Nascido numa pequena vila próximo a Paris, Jean Cocteau foi um dos mais talentosos artistas do século XX. Além de ser diretor de cinema, foi poeta, escritor, pintor, dramaturgo, cenógrafo e actor e escultor. Actuou activamente em diversos movimentos artísticos, nomeadamente o conhecido Groupe des Six (grupo dos seis) cujo núcleo era Georges Auric (1899–1983), Louis Durey (1888–1979), Arthur Honegger (1892–1955), Darius Milhaud (1892–1974), Francis Poulenc (1899–1963), Germaine Tailleferre (1892–1983). Além destes, outros também tomaram parte, como Erik Satie e Jean Wiéner. Foi eleito membro da Academia Francesa em 1955.
Homossexual pouco dissimulado, foi o autor de Le livre blanc, publicado anonimamente em 1928, mas nunca renegado, e que mais tarde ilustrou, onde em tom confessional relata episódios da vida amorosa na sua juventude. Teve por amantes Jean Le Roy, Raymond Radiguet, Jean Desbordes, Marcel Khill, Jean Marais (seu actor favorito) e Édouard Dermit, entre outros. Dentre os seus amigos destacam-se Pablo Picasso, Max Jacob, Serge Diaghilev, Vaslav Nijinsky, Roland Garros, Marcel Jouhandeau, Jean Genet, Edith Piaf, Christian Bérard, Pierre Bergé, Georges Auric, Valentine Hugo, Coco Chanel, Francine Weisweiller, Colette, entre muitos outros.
Cocteau realizou sete filmes e colaborou enquanto argumentista, narrador em mais alguns. Todos ricos em simbolismos e imagens surreais. É considerado um dos mais importantes cineastas de todos os tempos. As suas peças foram levadas aos palcos dos Grandes Teatros, nos Boulevards da época parisiense em que ele viveu e que ajudou a definir e criar. A sua abordagem versátil e nada convencional e a sua enorme produtividade trouxeram-lhe fama internacional.
Biografia
Cocteau nasceu em Maisons-Laffitte, uma pequena vila perto de Paris, filho de Georges Cocteau e de Eugénie Lecomte, uma família parisiense proeminente. O seu pai era advogado e pintor amador, que se suicidou quando Cocteau tinha nove anos. Cocteau começou a escrever aos dez anos e aos dezesseis já publicava suas primeiras poesias, um ano depois de abandonar a casa familiar. Apesar de se distinguir em virtualmente todos os campos literários e artísticos, Cocteau insistia que era fundamentalmente um poeta e que toda a sua obra era poesia. Em 1908, com dezanove anos, publicou o seu primeiro livro de poesia, La lampe d'Aladin. O seu segundo livro, Le prince frivole ("O príncipe frívolo")), editado no ano seguinte, daria origem à alcunha que tinha nos meios Boémios e nos círculos artísticos que começou a frequentar e em que rapidamente ficou conhecido. Por esta altura conheceu os escritores Marcel Proust, André Gide, e Maurice Barrès. Edith Wharton descreveu-o como um homem "para quem todos os grandes versos eram um nascer-do-sol, todos os pôr-do-sol a fundação para a Cidade Celestial…"

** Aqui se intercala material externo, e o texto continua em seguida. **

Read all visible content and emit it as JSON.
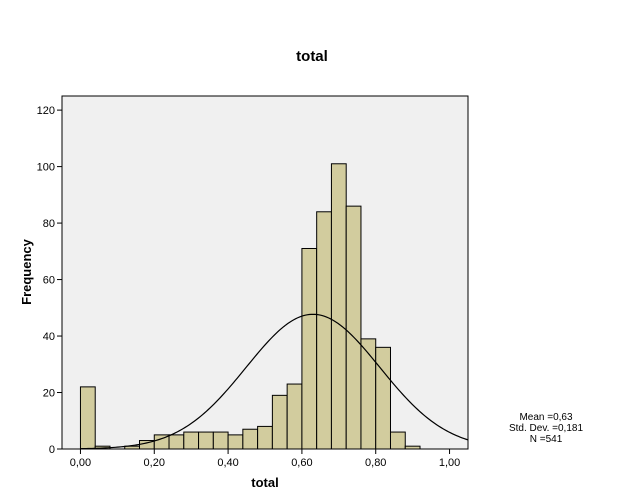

Durante a Primeira Guerra Mundial, Cocteau prestou serviço na Cruz Vermelha como condutor de ambulâncias. Neste período conheceu o poeta Guillaume Apollinaire, os pintores Pablo Picasso e Amedeo Modigliani e numerosos outros escritores e artistas com quem mais tarde viria a colaborar. O empresário russo de ballet, Sergei Diaghilev, desafiou Cocteau a escrever um cenário para um novo bailado - "Surpreende-me", teria dito Diaghilev. O resultado foi Parade, que seria produzido por Diaghilev em 1917, com cenografia de Picasso e música de Erik Satie.

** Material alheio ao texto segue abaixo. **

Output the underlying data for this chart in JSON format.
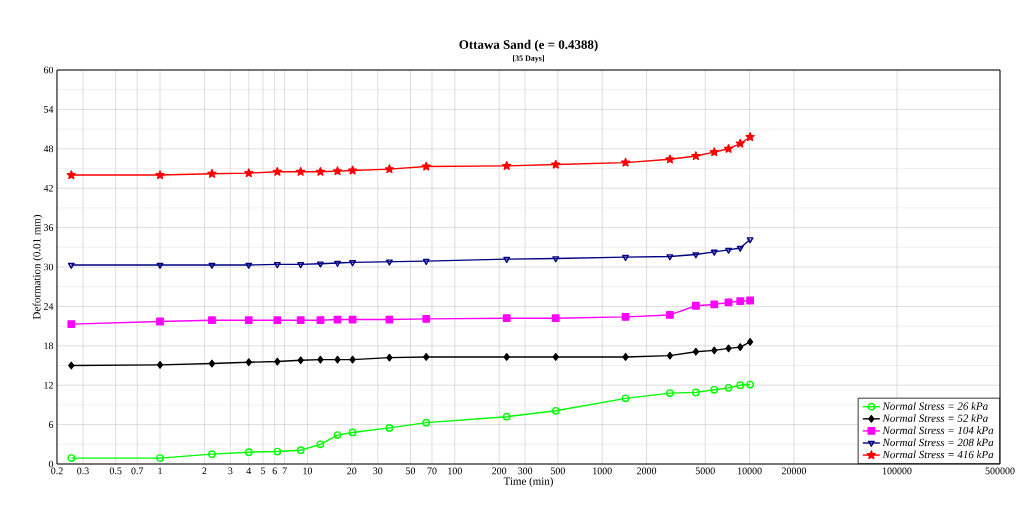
{
  "chart_data": {
    "type": "line",
    "title": "Ottawa Sand (e = 0.4388)",
    "subtitle": "[35 Days]",
    "xlabel": "Time (min)",
    "ylabel": "Deformation (0.01 mm)",
    "log": "x",
    "grid": true,
    "legend": "bottom right",
    "xlim": [
      0.2,
      500000
    ],
    "xticks": [
      0.2,
      0.3,
      0.5,
      0.7,
      1,
      2,
      3,
      4,
      5,
      6,
      7,
      10,
      20,
      30,
      50,
      70,
      100,
      200,
      300,
      500,
      1000,
      2000,
      5000,
      10000,
      20000,
      100000,
      500000
    ],
    "ylim": [
      0,
      60
    ],
    "yticks": [
      0,
      6,
      12,
      18,
      24,
      30,
      36,
      42,
      48,
      54,
      60
    ],
    "x": [
      0.25,
      1,
      2.25,
      4,
      6.25,
      9,
      12.25,
      16,
      20.25,
      36,
      64,
      225,
      484,
      1440,
      2880,
      4320,
      5760,
      7200,
      8640,
      10080
    ],
    "series": [
      {
        "name": "Normal Stress = 26 kPa",
        "color": "#00ff00",
        "marker": "circle",
        "values": [
          0.9,
          0.9,
          1.5,
          1.8,
          1.9,
          2.1,
          3.0,
          4.4,
          4.8,
          5.5,
          6.3,
          7.2,
          8.1,
          10.0,
          10.8,
          10.9,
          11.3,
          11.6,
          12.0,
          12.1
        ]
      },
      {
        "name": "Normal Stress = 52 kPa",
        "color": "#000000",
        "marker": "diamond",
        "values": [
          15.0,
          15.1,
          15.3,
          15.5,
          15.6,
          15.8,
          15.9,
          15.9,
          15.9,
          16.2,
          16.3,
          16.3,
          16.3,
          16.3,
          16.5,
          17.1,
          17.3,
          17.6,
          17.8,
          18.6
        ]
      },
      {
        "name": "Normal Stress = 104 kPa",
        "color": "#ff00ff",
        "marker": "square",
        "values": [
          21.3,
          21.7,
          21.9,
          21.9,
          21.9,
          21.9,
          21.9,
          22.0,
          22.0,
          22.0,
          22.1,
          22.2,
          22.2,
          22.4,
          22.7,
          24.1,
          24.3,
          24.6,
          24.8,
          24.9
        ]
      },
      {
        "name": "Normal Stress = 208 kPa",
        "color": "#000080",
        "marker": "triangle",
        "values": [
          30.3,
          30.3,
          30.3,
          30.3,
          30.4,
          30.4,
          30.5,
          30.6,
          30.7,
          30.8,
          30.9,
          31.2,
          31.3,
          31.5,
          31.6,
          31.9,
          32.3,
          32.6,
          32.9,
          34.2
        ]
      },
      {
        "name": "Normal Stress = 416 kPa",
        "color": "#ff0000",
        "marker": "star",
        "values": [
          44.0,
          44.0,
          44.2,
          44.3,
          44.5,
          44.5,
          44.5,
          44.6,
          44.7,
          44.9,
          45.3,
          45.4,
          45.6,
          45.9,
          46.4,
          46.9,
          47.5,
          48.0,
          48.8,
          49.8
        ]
      }
    ]
  }
}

Figura importante do surrealismo, apesar de detestado e rejeitado pelo líder do movimento, André Breton e todos os do seu grupo, que não raras vezes o perseguiram e insultaram, por homofobia e àquilo que eles consideravam ser mundanidade, frivolidade e diletantismo. Teve enorme influência na obra de outros artistas, incluindo o grupo musical de amigos de Montparnasse, que ficou conhecido Les Six. O termo "surrealismo" foi criado por Guillaume Apollinaire no prólogo de Les mamelles de Tirésias, uma obra começada em 1903 e completada em 1917, menos de um ano antes da sua morte.[1] "Se não fora Appolinaire fardado", escreveu Cocteau, "com a cabeça rapada, uma cicatriz na testa e uma ligadura `volta da cabeça, as mulheres ter-nos-iam arrancado os olhos com alfinetes".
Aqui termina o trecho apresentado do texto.